手把手带你开发一个服务监控组件
前言
随着业务迅速扩张,越来越多后端团队采用微服务设计方案。微服务设计在降低业务开发门槛同时,对 (包括监控在内的) 系统基础设施提出更高要求。微服务场景下,后台服务数量迅速膨胀,各个服务技术选型多样化,涉及相关人员众多,对系统监控带来比较大挑战。
本文会从设计到具体实现给大家介绍一个轻量级可插拔的微服务监控插件。
监控指标
- CPU使用率
- JVM内存使用率
- Dubbo线程池数量
- 数据库连接池使用情况
监控系统原理
监控系统的原理一般分为以下几个步骤:
- 数据采集
- 数据传输、存储
- 数据加工、分析、处理
- 数据展示
本插件通过定时任务,采集各个指标的数据,进行分析(跟阈值进行比较),如果超过阈值,系统会发送预警信息给维护人。
下面对各个模块的实现逐一展开介绍。
CPU监控
一开始,我对CPU监控的方式是使用Hyperic-Sigar。
它是一个收集系统各项底层信息的工具集,它的特点是收集信息全面,它可以收集CPU、MEM、NETWORK、PROCESS、IOSTAT 等资源的使用情况。同时它还支持跨平台。

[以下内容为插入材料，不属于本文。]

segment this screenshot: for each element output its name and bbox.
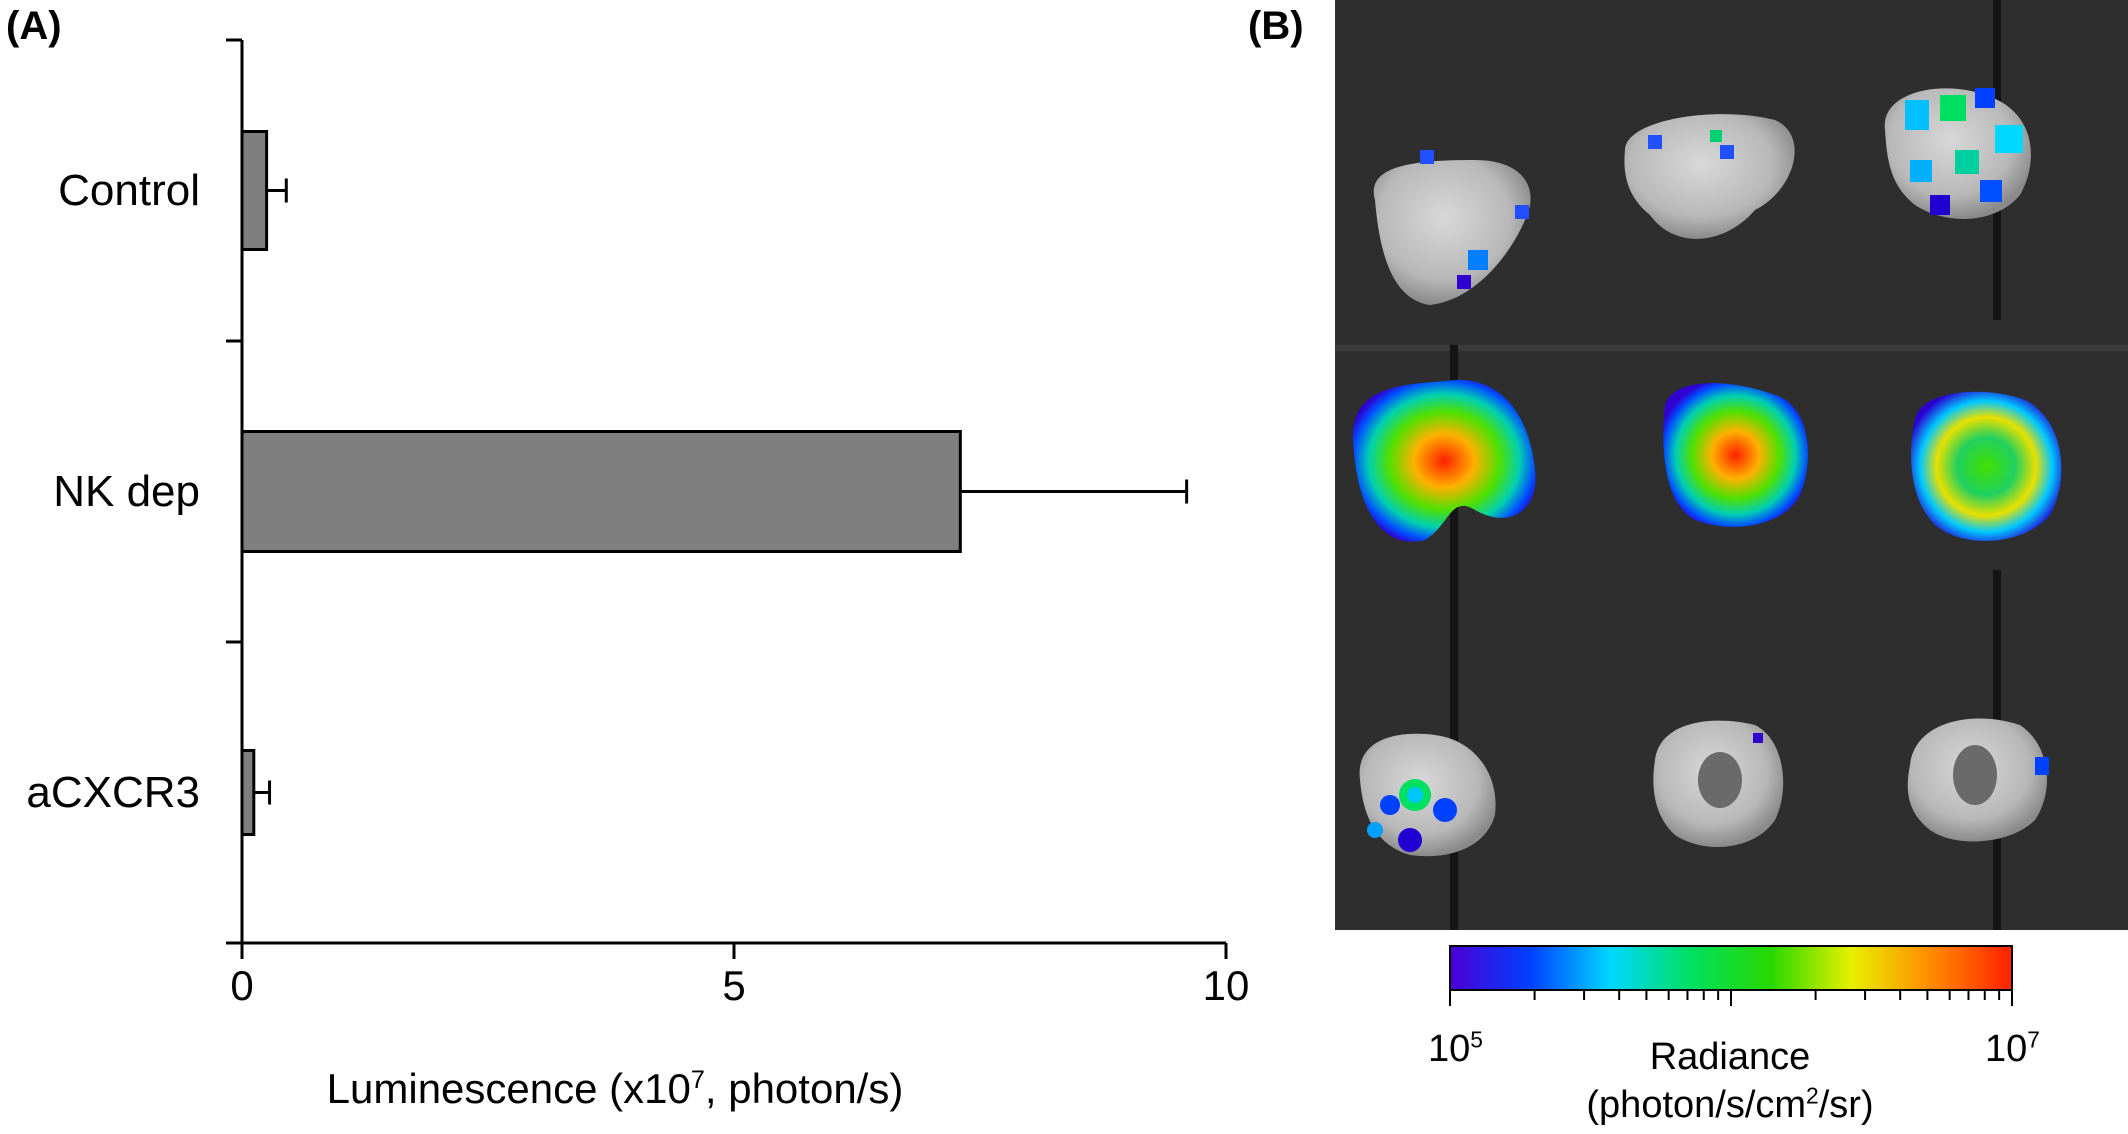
panel-b-label: (B)	[1248, 4, 1304, 48]
colorbar-unit: (photon/s/cm2/sr)	[1586, 1082, 1874, 1126]
organ-nkdep-3	[1911, 391, 2062, 542]
organ-acxcr3-3	[1907, 718, 2049, 842]
x-tick-label: 10	[1202, 962, 1250, 1009]
organ-control-1	[1373, 150, 1531, 305]
colorbar-max-label: 107	[1985, 1026, 2040, 1070]
colorbar-title: Radiance	[1649, 1036, 1811, 1078]
x-tick-label: 5	[722, 962, 746, 1009]
organ-control-2	[1624, 114, 1795, 239]
luminescence-image	[1335, 0, 2128, 930]
colorbar-ticks	[1449, 990, 2013, 1006]
category-label: aCXCR3	[26, 767, 200, 817]
bar-1	[240, 430, 962, 553]
bar-2	[240, 749, 256, 836]
organ-acxcr3-1	[1359, 733, 1496, 857]
panel-a-label: (A)	[6, 4, 62, 48]
organ-nkdep-2	[1663, 383, 1808, 527]
organ-nkdep-1	[1352, 379, 1536, 542]
bar-0	[240, 130, 269, 251]
colorbar-bar	[1449, 945, 2013, 991]
colorbar	[1449, 945, 2013, 1006]
organ-control-3	[1884, 88, 2031, 219]
x-axis-label: Luminescence (x107, photon/s)	[326, 1065, 904, 1112]
bar-chart	[226, 38, 1228, 959]
category-label: NK dep	[53, 466, 200, 516]
colorbar-min-label: 105	[1428, 1026, 1483, 1070]
chart-bars	[240, 130, 1189, 836]
organ-acxcr3-2	[1653, 720, 1784, 847]
x-tick-label: 0	[230, 962, 254, 1009]
category-label: Control	[58, 165, 200, 215]
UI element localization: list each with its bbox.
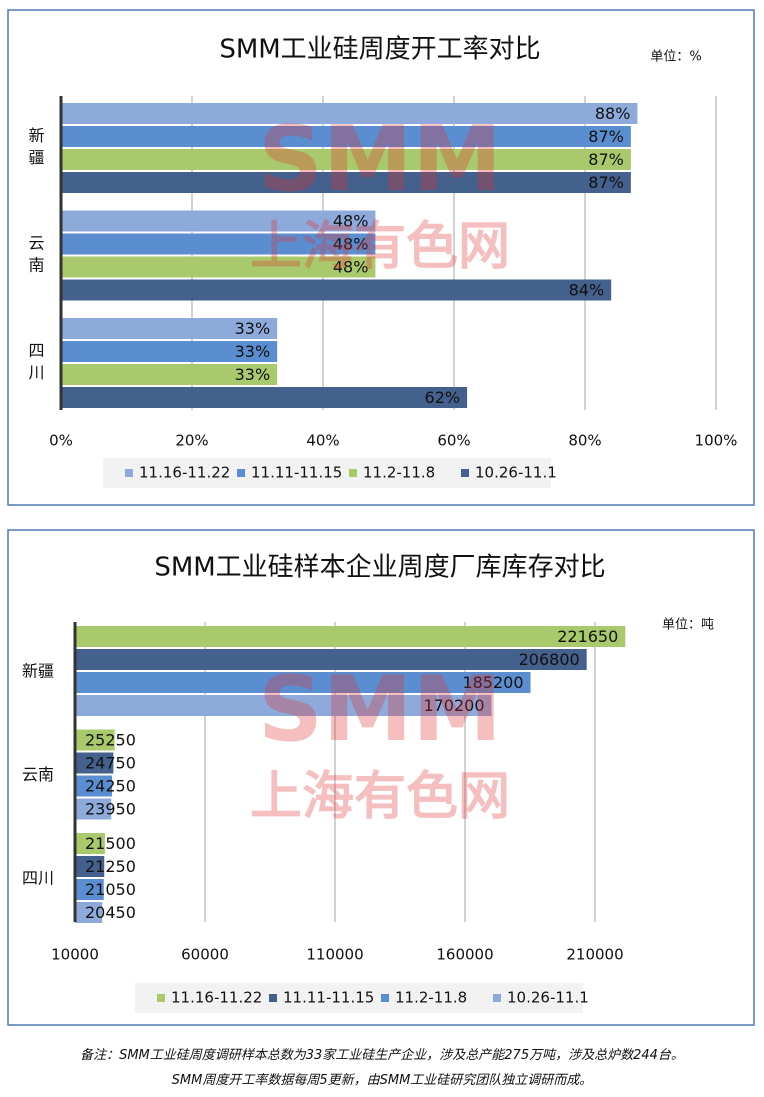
footnote: 备注：SMM工业硅周度调研样本总数为33家工业硅生产企业，涉及总产能275万吨，… bbox=[80, 1048, 684, 1063]
watermark-logo: SMM bbox=[258, 107, 502, 212]
value-label: 33% bbox=[235, 342, 271, 361]
bar bbox=[75, 626, 626, 647]
legend-swatch bbox=[269, 994, 277, 1002]
category-label: 新疆 bbox=[26, 127, 45, 171]
legend-label: 11.16-11.22 bbox=[171, 989, 262, 1007]
value-label: 20450 bbox=[85, 903, 136, 922]
category-label: 四川 bbox=[22, 869, 54, 888]
legend-swatch bbox=[461, 469, 469, 477]
bar bbox=[61, 149, 631, 170]
chart: SMM工业硅周度开工率对比单位：% 0% 20% 40% 60% 80% 100% 新疆 88%… bbox=[7, 9, 755, 506]
x-tick-label: 40% bbox=[306, 432, 339, 450]
value-label: 221650 bbox=[557, 627, 618, 646]
legend-label: 11.2-11.8 bbox=[363, 464, 435, 482]
value-label: 87% bbox=[588, 173, 624, 192]
legend-label: 11.11-11.15 bbox=[283, 989, 374, 1007]
chart-title: SMM工业硅周度开工率对比 bbox=[219, 35, 540, 65]
bar bbox=[61, 172, 631, 193]
x-tick-label: 60% bbox=[437, 432, 470, 450]
x-tick-label: 60000 bbox=[181, 946, 229, 964]
legend-box bbox=[103, 458, 551, 488]
category-label: 云南 bbox=[26, 235, 45, 279]
x-tick-label: 0% bbox=[49, 432, 73, 450]
value-label: 33% bbox=[235, 319, 271, 338]
bar bbox=[75, 752, 114, 774]
x-tick-label: 80% bbox=[568, 432, 601, 450]
value-label: 24250 bbox=[85, 777, 136, 796]
x-tick-label: 10000 bbox=[51, 946, 99, 964]
chart-title: SMM工业硅样本企业周度厂库库存对比 bbox=[154, 553, 605, 583]
category-label: 四川 bbox=[26, 342, 45, 386]
value-label: 87% bbox=[588, 150, 624, 169]
watermark-logo: SMM bbox=[258, 657, 502, 762]
value-label: 185200 bbox=[462, 673, 523, 692]
bar bbox=[61, 341, 278, 362]
unit-label: 单位：% bbox=[650, 50, 701, 65]
x-tick-label: 20% bbox=[175, 432, 208, 450]
legend-swatch bbox=[349, 469, 357, 477]
legend-label: 11.2-11.8 bbox=[395, 989, 467, 1007]
value-label: 25250 bbox=[85, 731, 136, 750]
legend-swatch bbox=[125, 469, 133, 477]
value-label: 21050 bbox=[85, 880, 136, 899]
x-tick-label: 110000 bbox=[306, 946, 363, 964]
bar bbox=[75, 902, 103, 923]
legend-box bbox=[135, 983, 583, 1013]
bar bbox=[75, 798, 112, 820]
value-label: 62% bbox=[425, 388, 461, 407]
bar bbox=[75, 672, 531, 693]
bar bbox=[61, 126, 631, 147]
bar bbox=[61, 256, 376, 278]
legend-swatch bbox=[493, 994, 501, 1002]
bar bbox=[61, 318, 278, 339]
value-label: 48% bbox=[333, 212, 369, 231]
watermark-text: 上海有色网 bbox=[250, 767, 510, 827]
bar bbox=[61, 364, 278, 385]
value-label: 87% bbox=[588, 127, 624, 146]
bar bbox=[61, 279, 612, 301]
bar bbox=[61, 103, 638, 124]
value-label: 84% bbox=[569, 281, 605, 300]
value-label: 21250 bbox=[85, 857, 136, 876]
bar bbox=[75, 775, 113, 797]
bar bbox=[61, 233, 376, 255]
value-label: 170200 bbox=[423, 696, 484, 715]
legend-label: 10.26-11.1 bbox=[507, 989, 589, 1007]
value-label: 21500 bbox=[85, 834, 136, 853]
value-label: 33% bbox=[235, 365, 271, 384]
bar bbox=[75, 695, 492, 716]
category-label: 新疆 bbox=[22, 662, 54, 681]
x-tick-label: 100% bbox=[695, 432, 738, 450]
value-label: 48% bbox=[333, 258, 369, 277]
legend-swatch bbox=[157, 994, 165, 1002]
value-label: 88% bbox=[595, 104, 631, 123]
value-label: 206800 bbox=[519, 650, 580, 669]
legend-label: 10.26-11.1 bbox=[475, 464, 557, 482]
x-tick-label: 210000 bbox=[566, 946, 623, 964]
panel-border bbox=[7, 529, 755, 1026]
watermark-text: 上海有色网 bbox=[250, 217, 510, 277]
bar bbox=[75, 729, 115, 751]
bar bbox=[75, 649, 587, 670]
category-label: 云南 bbox=[22, 765, 54, 784]
legend-label: 11.11-11.15 bbox=[251, 464, 342, 482]
bar bbox=[75, 856, 105, 877]
bar bbox=[61, 387, 468, 408]
unit-label: 单位：吨 bbox=[662, 618, 714, 633]
legend-swatch bbox=[381, 994, 389, 1002]
footnote: SMM周度开工率数据每周5更新，由SMM工业硅研究团队独立调研而成。 bbox=[171, 1073, 593, 1088]
legend-label: 11.16-11.22 bbox=[139, 464, 230, 482]
legend-swatch bbox=[237, 469, 245, 477]
x-tick-label: 160000 bbox=[436, 946, 493, 964]
bar bbox=[61, 210, 376, 232]
value-label: 48% bbox=[333, 235, 369, 254]
bar bbox=[75, 879, 104, 900]
value-label: 23950 bbox=[85, 800, 136, 819]
value-label: 24750 bbox=[85, 754, 136, 773]
bar bbox=[75, 833, 105, 854]
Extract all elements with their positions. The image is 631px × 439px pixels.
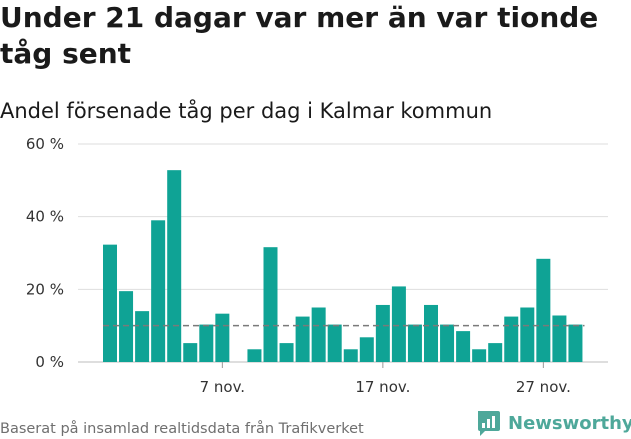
bar (536, 258, 551, 362)
x-tick-label: 7 nov. (200, 378, 245, 396)
y-axis-ticks: 0 % 20 % 40 % 60 % (26, 135, 64, 371)
bar (343, 349, 358, 362)
bar (391, 286, 406, 362)
newsworthy-logo-icon (478, 411, 500, 436)
y-tick-label: 20 % (26, 280, 64, 298)
bar (263, 247, 278, 362)
bar (552, 315, 567, 362)
bar (520, 307, 535, 362)
bar (456, 331, 471, 362)
x-axis-ticks: 7 nov. 17 nov. 27 nov. (200, 362, 571, 396)
y-tick-label: 60 % (26, 135, 64, 153)
y-tick-label: 0 % (35, 353, 64, 371)
bar (424, 304, 438, 362)
bar (359, 337, 374, 362)
bar (472, 349, 487, 362)
bar (375, 304, 390, 362)
bar (215, 313, 230, 362)
bar (488, 343, 503, 362)
gridlines (78, 143, 608, 363)
bars (103, 170, 583, 362)
bar (568, 324, 583, 362)
y-tick-label: 40 % (26, 208, 64, 226)
bar (135, 311, 150, 362)
bar (407, 324, 422, 362)
x-tick-label: 17 nov. (355, 378, 410, 396)
bar (247, 349, 262, 362)
bar (311, 307, 326, 362)
bar (504, 316, 519, 362)
x-tick-label: 27 nov. (516, 378, 571, 396)
bar (440, 324, 455, 362)
brand-logo[interactable]: Newsworthy (476, 408, 631, 438)
source-note: Baserat på insamlad realtidsdata från Tr… (0, 421, 364, 437)
bar (183, 343, 198, 362)
bar (295, 316, 310, 362)
chart-title: Under 21 dagar var mer än var tionde tåg… (0, 1, 599, 70)
bar (151, 220, 166, 362)
bar (167, 170, 182, 362)
bar (199, 324, 214, 362)
brand-name: Newsworthy (508, 412, 631, 434)
bar (327, 324, 342, 362)
bar (119, 291, 134, 362)
bar (279, 343, 294, 362)
bar (103, 244, 117, 362)
bar-chart: 0 % 20 % 40 % 60 % 7 nov. 17 nov. 27 nov. (26, 135, 608, 396)
chart-subtitle: Andel försenade tåg per dag i Kalmar kom… (0, 99, 493, 123)
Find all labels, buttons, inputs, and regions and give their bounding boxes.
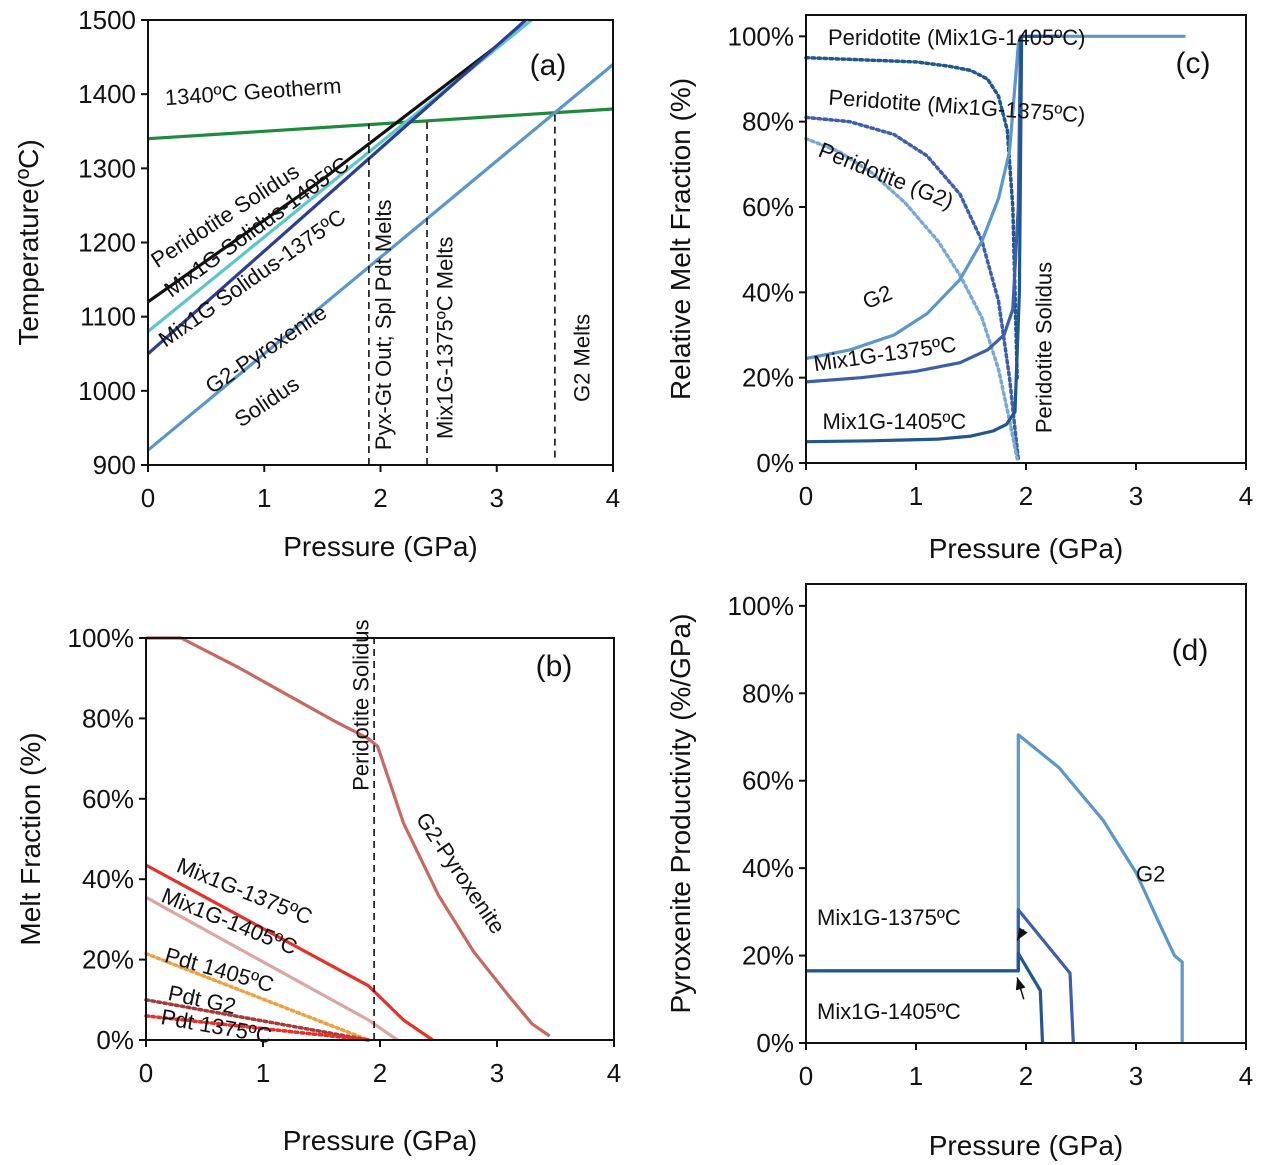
annotation: G2 — [1136, 861, 1165, 886]
y-tick-label: 1500 — [78, 5, 136, 35]
y-tick-label: 1400 — [78, 79, 136, 109]
x-tick-label: 3 — [1129, 481, 1143, 511]
panel-c: 0 1 2 3 40%20%40%60%80%100%Pressure (GPa)Rel… — [665, 14, 1253, 564]
series-mix1375 — [145, 863, 434, 1042]
x-tick-label: 4 — [606, 483, 620, 513]
annotation: Mix1G-1405ºC — [823, 409, 967, 434]
arrow-head-1 — [1015, 977, 1026, 991]
series-g2 — [806, 733, 1184, 1043]
panel-b: 0 1 2 3 40%20%40%60%80%100%Pressure (GPa)Mel… — [15, 620, 621, 1156]
y-axis-label: Relative Melt Fraction (%) — [665, 78, 696, 400]
y-tick-label: 100% — [728, 591, 795, 621]
series-pdt_g2 — [144, 998, 371, 1042]
y-axis-label: Temperature(ºC) — [13, 139, 44, 345]
series-pdt_g2 — [804, 136, 1019, 461]
series-mix1375_solidus — [146, 18, 527, 355]
x-axis-label: Pressure (GPa) — [283, 531, 478, 562]
y-axis-label: Melt Fraction (%) — [15, 732, 46, 945]
x-tick-label: 3 — [490, 1058, 504, 1088]
annotation: Mix1G-1405ºC — [817, 999, 961, 1024]
panel-d: 0 1 2 3 40%20%40%60%80%100%Pressure (GPa)Pyr… — [665, 583, 1253, 1161]
series-g2_solidus — [146, 63, 615, 452]
series-mix1405 — [145, 895, 399, 1042]
annotation: Mix1G-1375ºC Melts — [433, 237, 458, 439]
series-pdt1375 — [144, 1014, 371, 1042]
x-tick-label: 4 — [1239, 1061, 1253, 1091]
y-tick-label: 20% — [742, 941, 794, 971]
panel-label: (d) — [1172, 634, 1209, 667]
y-tick-label: 80% — [742, 678, 794, 708]
x-tick-label: 3 — [1129, 1061, 1143, 1091]
annotation: Peridotite (Mix1G-1405ºC) — [828, 25, 1085, 50]
series-m1405 — [806, 951, 1045, 1044]
x-tick-label: 1 — [909, 481, 923, 511]
series-pdt_m1375 — [804, 115, 1021, 461]
series-g2_pyx — [146, 636, 551, 1038]
annotation: Peridotite Solidus — [1031, 262, 1056, 433]
series-geotherm — [147, 107, 614, 141]
y-tick-label: 1000 — [78, 376, 136, 406]
x-tick-label: 3 — [490, 483, 504, 513]
y-tick-label: 900 — [93, 450, 136, 480]
annotation: G2 Melts — [570, 314, 595, 402]
y-tick-label: 20% — [742, 363, 794, 393]
y-tick-label: 40% — [742, 277, 794, 307]
annotation: 1340ºC Geotherm — [164, 73, 342, 110]
y-tick-label: 100% — [728, 21, 795, 51]
x-tick-label: 1 — [257, 483, 271, 513]
series-pdt1405 — [144, 951, 371, 1042]
plot-frame — [805, 14, 1247, 464]
x-tick-label: 4 — [607, 1058, 621, 1088]
x-tick-label: 4 — [1239, 481, 1253, 511]
y-tick-label: 0% — [96, 1025, 134, 1055]
series-pdt_m1405 — [804, 55, 1019, 380]
series-m1375 — [1016, 908, 1075, 1044]
arrow-head-0 — [1017, 927, 1028, 941]
annotation: Peridotite (G2) — [815, 137, 957, 214]
panel-label: (a) — [530, 49, 567, 82]
y-axis-label: Pyroxenite Productivity (%/GPa) — [665, 614, 696, 1014]
y-tick-label: 80% — [742, 107, 794, 137]
y-tick-label: 40% — [82, 864, 134, 894]
y-tick-label: 60% — [742, 192, 794, 222]
panel-label: (b) — [536, 650, 573, 683]
y-tick-label: 0% — [756, 1028, 794, 1058]
x-axis-label: Pressure (GPa) — [929, 533, 1124, 564]
y-tick-label: 1300 — [78, 153, 136, 183]
x-tick-label: 2 — [1019, 481, 1033, 511]
annotation: G2-Pyroxenite — [411, 808, 510, 939]
x-tick-label: 0 — [799, 481, 813, 511]
x-axis-label: Pressure (GPa) — [283, 1125, 478, 1156]
x-tick-label: 0 — [139, 1058, 153, 1088]
x-tick-label: 1 — [909, 1061, 923, 1091]
y-tick-label: 1100 — [80, 302, 136, 332]
y-tick-label: 40% — [742, 853, 794, 883]
x-tick-label: 0 — [141, 483, 155, 513]
y-tick-label: 60% — [82, 784, 134, 814]
annotation: Peridotite (Mix1G-1375ºC) — [828, 85, 1087, 128]
y-tick-label: 100% — [68, 623, 135, 653]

重要的是它对各个资源信息封装的很全面,使用起来非常方便。
使用之前首先要进行配置。根据系统以及系统版本的不同可以选择不同的文件。
pom依赖:
<dependency>
<groupId>org.hyperic</groupId>
<artifactId>sigar</artifactId>
<version>1.6.5.132</version>
</dependency>
配置类:
@Slf4j
@Configuration
public class SigarConfig {
static {
initSigar();
}
/**
* 初始化sigar的配置文件
*/
public static void initSigar() {
log.info("==initSigar==");
SigarLoader loader = new SigarLoader(Sigar.class);
String lib = null;
try {
lib = loader.getLibraryName();
log.info("sigar lib:{}", lib);
} catch (ArchNotSupportedException e) {
log.error("error:", e);
}
ResourceLoader resourceLoader = new DefaultResourceLoader();
Resource resource = resourceLoader.getResource("classpath:/sigar.so/" + lib);
if (resource.exists()) {
log.info("==exists==");
InputStream is = null;
BufferedOutputStream os = null;
try {
is = resource.getInputStream();
File tempDir = new File("./log");
if (!tempDir.exists()) {
tempDir.mkdirs();
}
os = new BufferedOutputStream(new FileOutputStream(new File(tempDir, lib), false));
int lentgh = 0;
while ((lentgh = is.read()) != -1) {
os.write(lentgh);
}
System.setProperty("org.hyperic.sigar.path", tempDir.getCanonicalPath());
} catch (IOException e) {
log.error("init siagr fail:", e);
} finally {
try {
if (is != null) {
is.close();
}
if (os != null) {
os.close();
}
} catch (IOException e) {
log.error("关闭错误:", e.getMessage());
}
}
}
}
}
public static CpuPerc[] cpu() {
Sigar sigar = new Sigar();
CpuPerc[] cpuList = null;
try {
cpuList = sigar.getCpuPercList();
} catch (SigarException e) {
log.error("error:", e);
}
return cpuList;
}
后来监控的一段时间,发现这种方式作用不大。
因为我们项目都是部署在容器当中的,而sigar获取的是宿主机的cpu使用情况。这样的数据对我们的来说是没有实际意义的。
我们实际是想监控的是容器的cpu使用情况。
我们统计docker各个容器的资源使用情况时可以用 docker stats
命令:
那如何使用程序来实现呢?——docker-java。
docker-java
Docker的 Java 版本API。
想要用Java或者其他方式访问dockerAPI都需要设置一个端口。
运行以下命令,进入docker.service
:
vi /lib/systemd/system/docker.service
- 找到Execstart=/usr/bin/dockerd所在行;
- 修改为
tcp://0.0.0.0:2375 -H unix://var/run/docker.sock
; - 保存退出。
然后运行以下命令:
systemctl daemon-reload
service docker restart//重启启动docker
systemctl stats docker//可以查看相关内容,看看2375是否已经设置好
这时可以通过java来访问docker了,或者可以在浏览器的地址栏中访问docker了。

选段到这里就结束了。